The truth is Google has created a monster under the name BigDaddy. First that ugly monster will destroy thousands of health webmasters sites. Then the same monster will for sure destroy Google.
Congrats to google engineers!
(1) They are not going to LOSE revenue from adsense sites, they are going to gain. Many more sites will now have to purchase adsense, and many sites with adsense on them will not rank as well, so google will get the click through traffic from their search engines results, not from adsense sites, so no giving away teh 65%.
(2) What happens at google, does not effect rankings on yahoo and msn. So the junky style sites with adsense on them, will bring google revenue from those sites rankings on yahoo and msn.
That said, the no recip links, not enough links is sure going to hit little webmasters hard.
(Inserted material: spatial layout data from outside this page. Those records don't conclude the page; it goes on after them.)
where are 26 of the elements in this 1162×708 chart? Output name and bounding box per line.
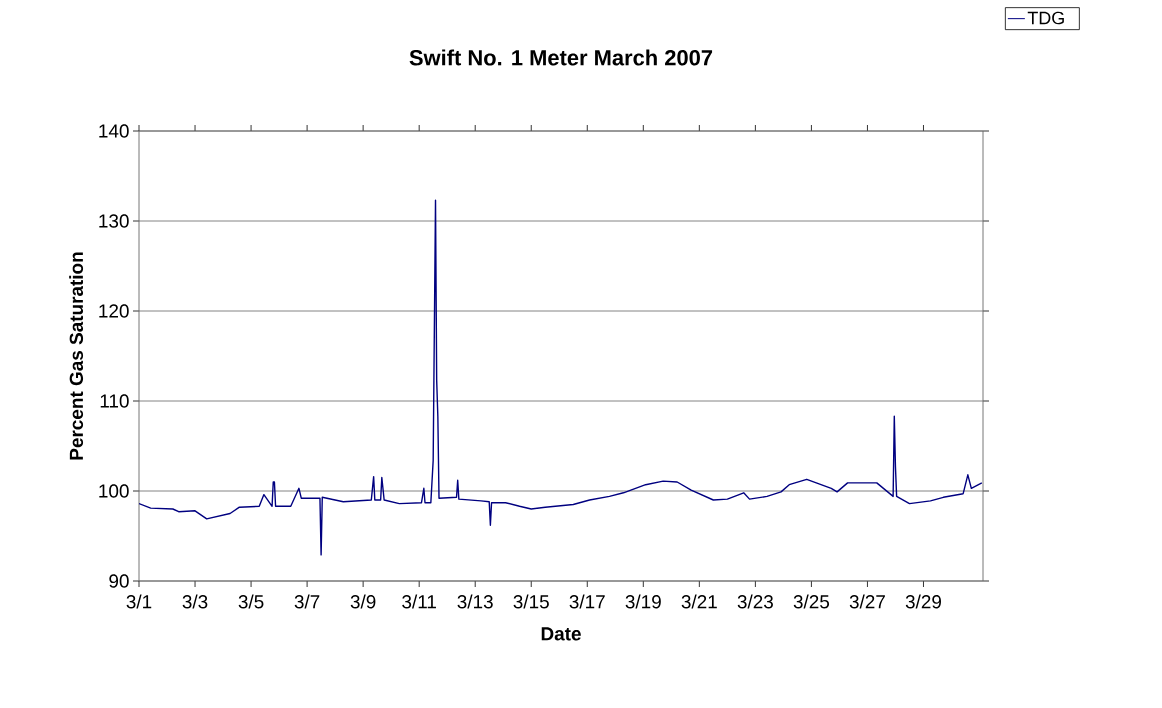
y-tick-label: 140 — [99, 124, 129, 138]
y-tick-label: 130 — [99, 214, 129, 228]
x-tick-label: 3/23 — [737, 594, 773, 609]
x-tick-label: 3/1 — [126, 594, 152, 609]
x-tick-label: 3/5 — [238, 594, 264, 609]
y-tick-label: 100 — [99, 484, 129, 498]
line-series — [139, 199, 983, 556]
x-tick-label: 3/7 — [294, 594, 320, 609]
y-axis-title: Percent Gas Saturation — [69, 252, 84, 460]
y-tick-label: 90 — [109, 574, 129, 588]
y-tick-label: 110 — [100, 394, 129, 408]
y-tick-label: 120 — [99, 304, 129, 318]
x-tick-label: 3/15 — [513, 594, 549, 609]
x-tick-label: 3/9 — [350, 594, 376, 609]
x-tick-label: 3/17 — [569, 594, 605, 609]
x-tick-label: 3/19 — [625, 594, 661, 609]
legend-label: TDG — [1027, 11, 1064, 25]
x-tick-label: 3/11 — [402, 594, 436, 609]
x-tick-label: 3/13 — [457, 594, 493, 609]
x-tick-label: 3/29 — [905, 594, 941, 609]
x-axis-title: Date — [541, 627, 581, 641]
x-tick-label: 3/21 — [681, 594, 717, 609]
x-tick-label: 3/3 — [182, 594, 208, 609]
chart-title: Swift No. 1 Meter March 2007 — [409, 49, 713, 66]
x-tick-label: 3/25 — [793, 594, 830, 609]
x-tick-label: 3/27 — [849, 594, 885, 609]
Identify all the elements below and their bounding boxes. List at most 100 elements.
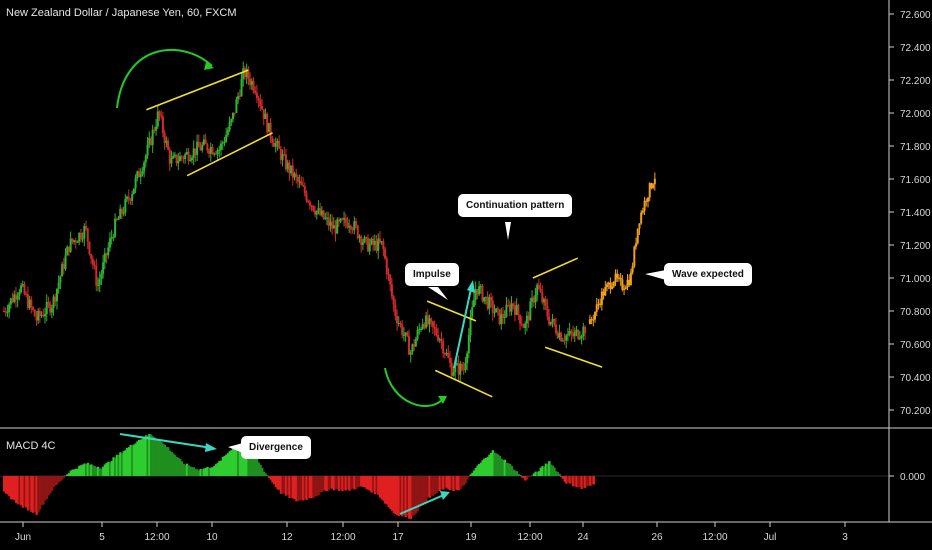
price-tick-label: 71.600	[900, 175, 931, 186]
candle-body	[355, 221, 358, 226]
macd-bar	[220, 460, 223, 476]
candle-body	[358, 236, 361, 238]
macd-bar	[13, 476, 16, 500]
macd-bar	[469, 474, 472, 476]
macd-bar	[428, 476, 431, 498]
macd-bar	[196, 469, 199, 476]
macd-bar	[38, 476, 42, 510]
candle-body	[108, 238, 111, 248]
macd-bar	[167, 447, 170, 476]
macd-bar	[474, 467, 478, 476]
candle-body	[202, 139, 205, 145]
candle-body	[409, 352, 412, 355]
candle-body	[537, 284, 540, 289]
macd-bar	[399, 476, 402, 515]
candle-body	[491, 300, 494, 313]
macd-bar	[40, 476, 43, 505]
macd-bar	[438, 476, 442, 491]
projection-body	[614, 273, 617, 282]
candle-body	[134, 178, 137, 189]
macd-bar	[314, 476, 317, 497]
candle-body	[543, 299, 546, 303]
macd-bar	[541, 466, 544, 476]
candle-body	[308, 201, 311, 206]
candle-body	[187, 151, 190, 161]
macd-bar	[560, 476, 563, 478]
candle-body	[384, 249, 387, 259]
candle-body	[14, 294, 17, 300]
projection-body	[590, 319, 593, 321]
macd-bar	[355, 476, 358, 489]
macd-bar	[122, 451, 126, 476]
candle-body	[225, 134, 228, 142]
time-tick-label: 12	[281, 532, 293, 543]
candle-body	[515, 304, 518, 315]
macd-bar	[524, 476, 527, 481]
projection-body	[594, 311, 597, 320]
macd-bar	[259, 464, 262, 476]
macd-bar	[44, 476, 47, 501]
candle-body	[249, 78, 252, 85]
price-tick-label: 72.200	[900, 76, 931, 87]
macd-bar	[278, 476, 281, 490]
candle-body	[261, 105, 264, 110]
candle-body	[430, 318, 433, 322]
macd-bar	[262, 471, 266, 476]
candle-body	[495, 308, 498, 313]
projection-body	[638, 223, 641, 229]
macd-bar	[507, 463, 510, 476]
candle-body	[184, 154, 187, 159]
candle-body	[290, 165, 293, 174]
macd-bar	[194, 469, 197, 476]
candle-body	[281, 154, 284, 161]
macd-bar	[225, 454, 228, 476]
time-tick-label: 17	[392, 532, 404, 543]
macd-bar	[496, 454, 500, 476]
macd-bar	[173, 455, 177, 476]
divergence-callout: Divergence	[241, 436, 311, 459]
candle-body	[474, 289, 477, 300]
candle-body	[443, 353, 446, 355]
macd-bar	[360, 476, 363, 487]
macd-bar	[279, 476, 283, 494]
candle-body	[413, 344, 416, 347]
macd-bar	[375, 476, 378, 494]
macd-bar	[455, 476, 459, 491]
macd-bar	[124, 450, 127, 476]
macd-bar	[484, 457, 488, 476]
trendline	[434, 369, 493, 398]
macd-bar	[138, 439, 141, 476]
candle-body	[243, 68, 246, 77]
candle-body	[273, 142, 276, 147]
projection-body	[626, 279, 629, 288]
macd-bar	[525, 476, 529, 480]
candle-body	[103, 253, 106, 263]
macd-bar	[86, 462, 90, 476]
macd-bar	[132, 444, 136, 476]
macd-bar	[332, 476, 336, 491]
candle-body	[498, 309, 501, 325]
time-axis[interactable]: Jun 5 12:00 10 12 12:00 17 19 12:00 24 26 12:00 Jul 3	[15, 522, 848, 543]
macd-bar	[565, 476, 568, 484]
macd-bar	[170, 451, 173, 476]
candle-body	[95, 265, 98, 286]
macd-bar	[223, 455, 226, 476]
macd-bar	[361, 476, 365, 487]
macd-bar	[312, 476, 315, 498]
candle-body	[13, 294, 16, 302]
candle-body	[320, 210, 323, 215]
candle-body	[30, 299, 33, 308]
candle-body	[197, 141, 200, 148]
candle-body	[38, 310, 41, 316]
candle-body	[245, 69, 248, 77]
macd-bar	[534, 471, 537, 476]
macd-bar	[182, 463, 185, 476]
price-axis[interactable]: 72.600 72.400 72.200 72.000 71.800 71.600 71.4…	[889, 10, 931, 417]
candle-body	[32, 307, 35, 310]
macd-bar	[551, 465, 554, 476]
candle-body	[235, 99, 238, 113]
candle-body	[4, 311, 7, 313]
macd-bar	[23, 476, 26, 507]
macd-bar	[337, 476, 341, 491]
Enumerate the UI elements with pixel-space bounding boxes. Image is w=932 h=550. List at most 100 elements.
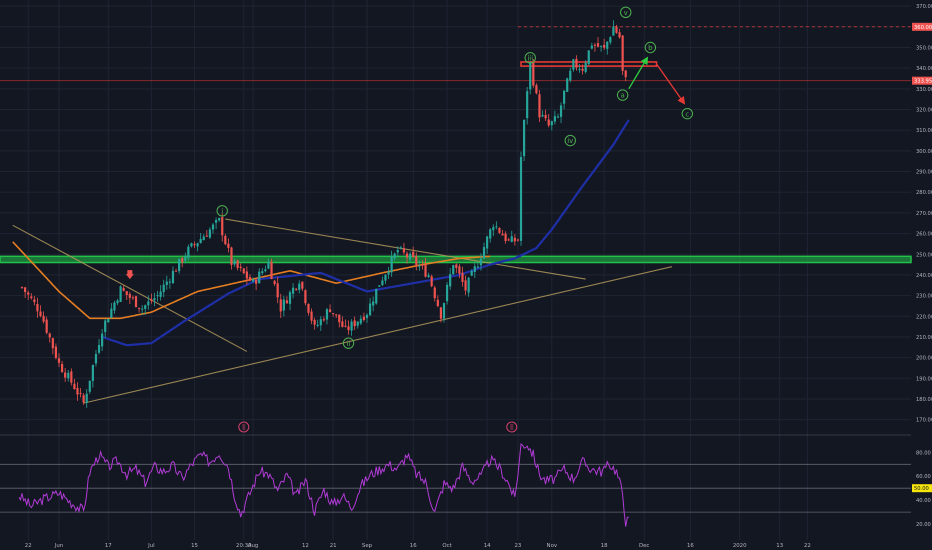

How do they GET links if no one can find their site to then recommend it.
I guess we just ask other site owners real nice like:
"Can we please have a link to our site but I cannot return one, or pay for one, really do anything else for you in return but my site is really awesome and you should link to it."
REPLY: "No you may not have a link. Although your site is awesome it is not in the index and has no PR so it may come back and hurt my rankings in the process."
I have two pages(not total, just what I'm discussing). They are both probably over six years old.
Page 1 title is industry tutorial 101 (plus some keywords).
Page 2 title is industry tutorial 111 (without any additional keywords).
Both pages are roughly the same age, share the same layout, including on-page menus, and share the same keywords meta. Content is totally different, no similarity at all.
So, I do a search for "industry tutorial" and page 1 shows up, page 2 is nowhere to be found. Roughly same on-page SEO, no IBLs that I could identify to either. If I click "omitted results", I get page 1, index page, page 2. Granted, that's only from something like 4.2MM results, so it's not a huge sampling.
The only apparent similarity I see is the keywords and the URL. Perhaps there is more significance placed on 101.html and 111.html
Perhaps incremental numbering is now seen as a lack of quality?
Observations, not necessarily opinions.
"Can we please have a link to our site but I cannot return one, or pay for one, really do anything else for you in return but my site is really awesome and you should link to it."
LOL, Google and it's link no link obsession. Further evidence that page rank is dead and buried. The whole Google philosophy of ranking sites based on votes from other sites is down the toilet. End game.
Questions asked:
1) When will they finally realise it?
2) When will they admit it and move on to a different ranking system? a ranking system that actually works and makes sense.